Cold Spring Harbor’s 74th Symposium
EVOLUTION
The Molecular Landscape
Edited by Bruce Stillman,
David Stewart, and
Jan Witkowski,
Cold Spring Harbor Laboratory

   
 

A Brief History of Evolutionary Modeling

One of the first mathematical models in evolutionary biology was Dusing’s analysis of sex ratio, published in 1884 (see Edwards 1998, 2000). This showed how the rarer sex tended to leave more offspring, so that populations tend toward equal proportions of males and females (pp. 506 and 603). Francis Galton introduced the idea of regression, in order to describe the inheritance of continuous traits; this was developed by Karl Pearson into a sophisticated theory that showed how selection shapes the distribution of quantitative traits (pp. 20–21). Soon after the rediscovery of Mendel’s work in 1900, discrete inheritance was analyzed, with calculations of how the proportions of different genotypes change over the generations. The eminent mathematician G.H. Hardy (1908) showed how the frequencies of diploid genotypes depend on the allele frequencies when there is random mating; the German physician Wilhelm Weinberg (1908) discovered this independently and explored the consequences of Mendelian inheritance in a series of papers during the early twentieth century. Around the same time, the first ecological models were developed by Alfred J. Lotka, Vito Volterra, and others, showing how population growth could be checked by competition (see Kingsland 1985).

These various strands came together in the 1920s and 1930s when much of population genetics was developed.
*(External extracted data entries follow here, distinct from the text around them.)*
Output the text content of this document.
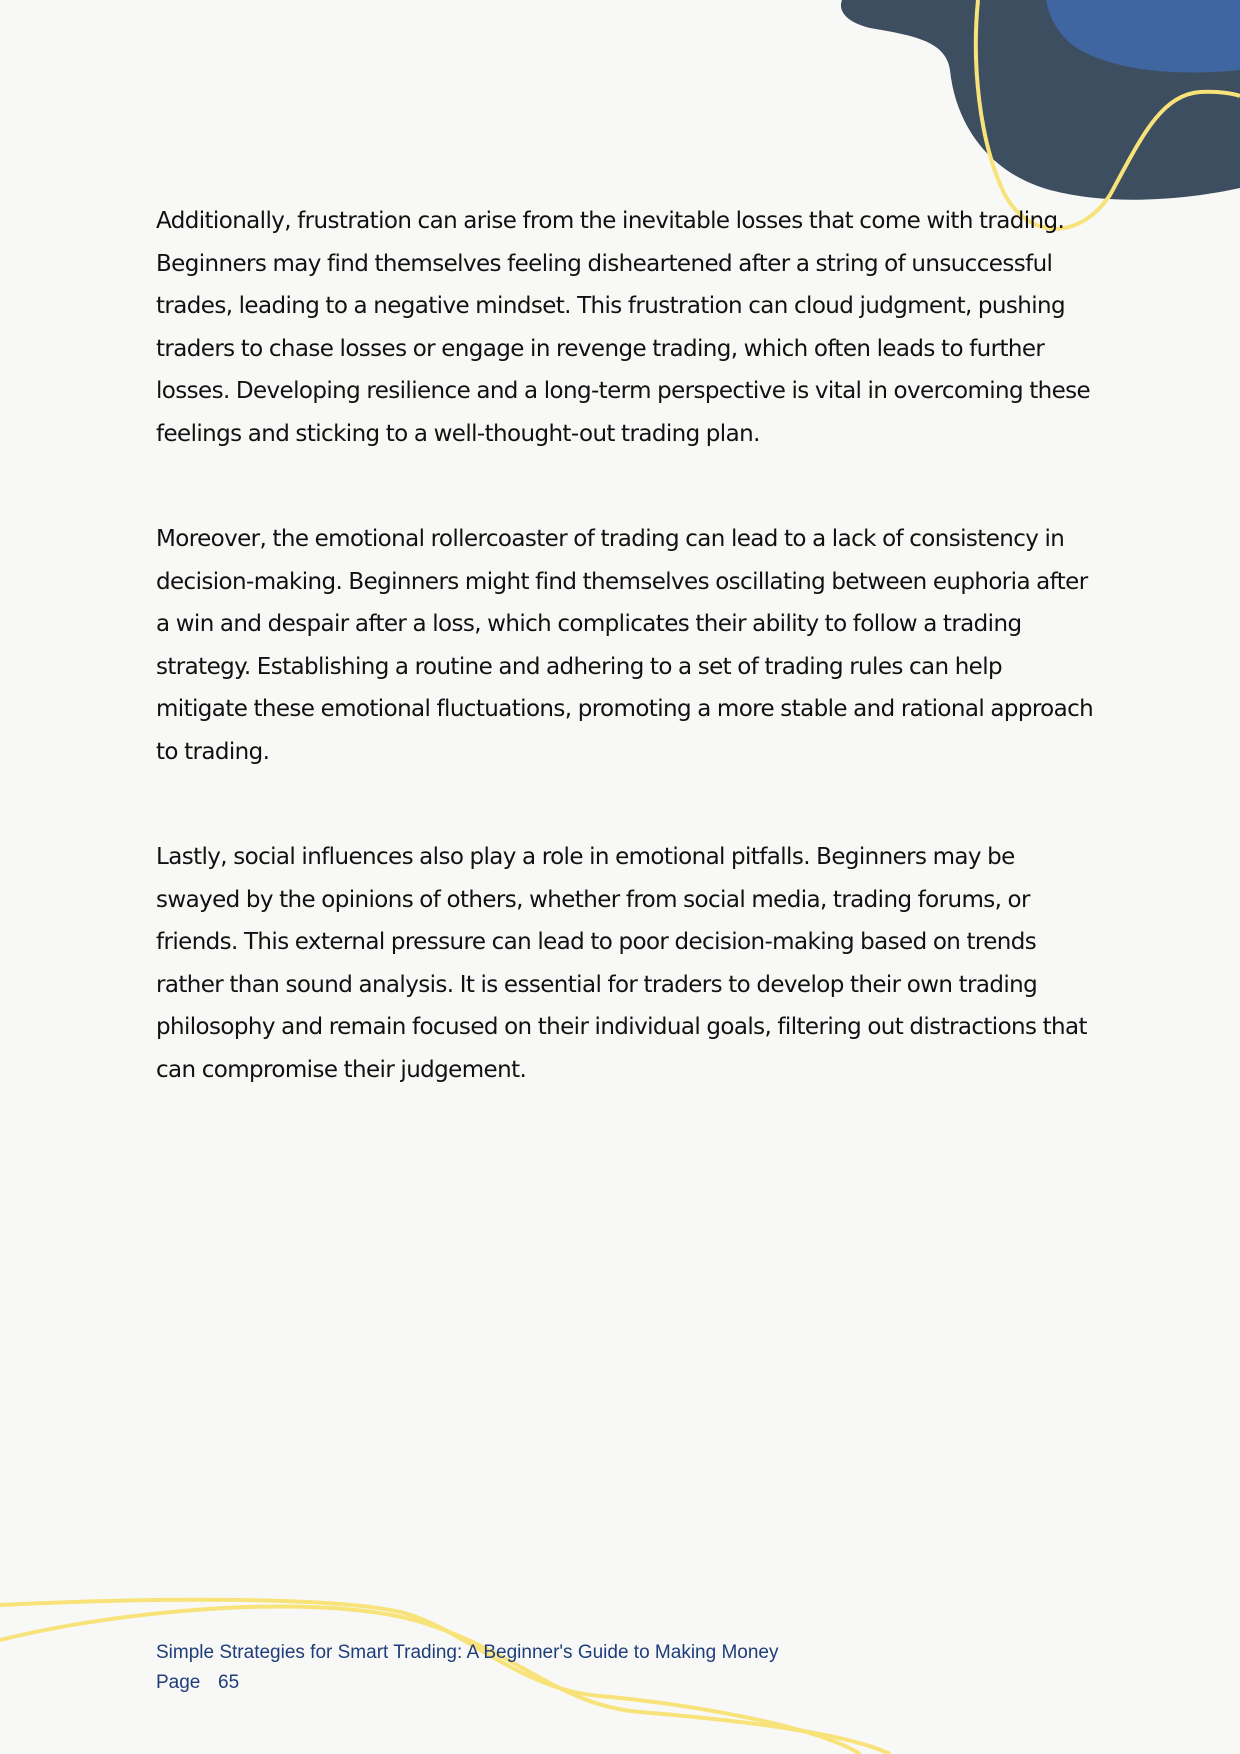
Additionally, frustration can arise from the inevitable losses that come with trading. Beginners may find themselves feeling disheartened after a string of unsuccessful trades, leading to a negative mindset. This frustration can cloud judgment, pushing traders to chase losses or engage in revenge trading, which often leads to further losses. Developing resilience and a long-term perspective is vital in overcoming these feelings and sticking to a well-thought-out trading plan.

Moreover, the emotional rollercoaster of trading can lead to a lack of consistency in decision-making. Beginners might find themselves oscillating between euphoria after a win and despair after a loss, which complicates their ability to follow a trading strategy. Establishing a routine and adhering to a set of trading rules can help mitigate these emotional fluctuations, promoting a more stable and rational approach to trading.

Lastly, social influences also play a role in emotional pitfalls. Beginners may be swayed by the opinions of others, whether from social media, trading forums, or friends. This external pressure can lead to poor decision-making based on trends rather than sound analysis. It is essential for traders to develop their own trading philosophy and remain focused on their individual goals, filtering out distractions that can compromise their judgement.

Simple Strategies for Smart Trading: A Beginner's Guide to Making Money
Page 65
As we saw in Chapter 1, the early theory made a major contribution to the synthesis between Mendelian genetics and Darwinian evolution (p. 30). Most important was the demonstration that natural selection could act rapidly and could easily account for even the fastest examples of evolutionary change. In the first half of the 20th century, population genetics was applied to specific problems: measuring inbreeding, improving methods for artificial selection, and analyzing geographic variation (Chapter 16). Most of the mathematical methods that we use now, and which we review in this chapter, were developed around this time.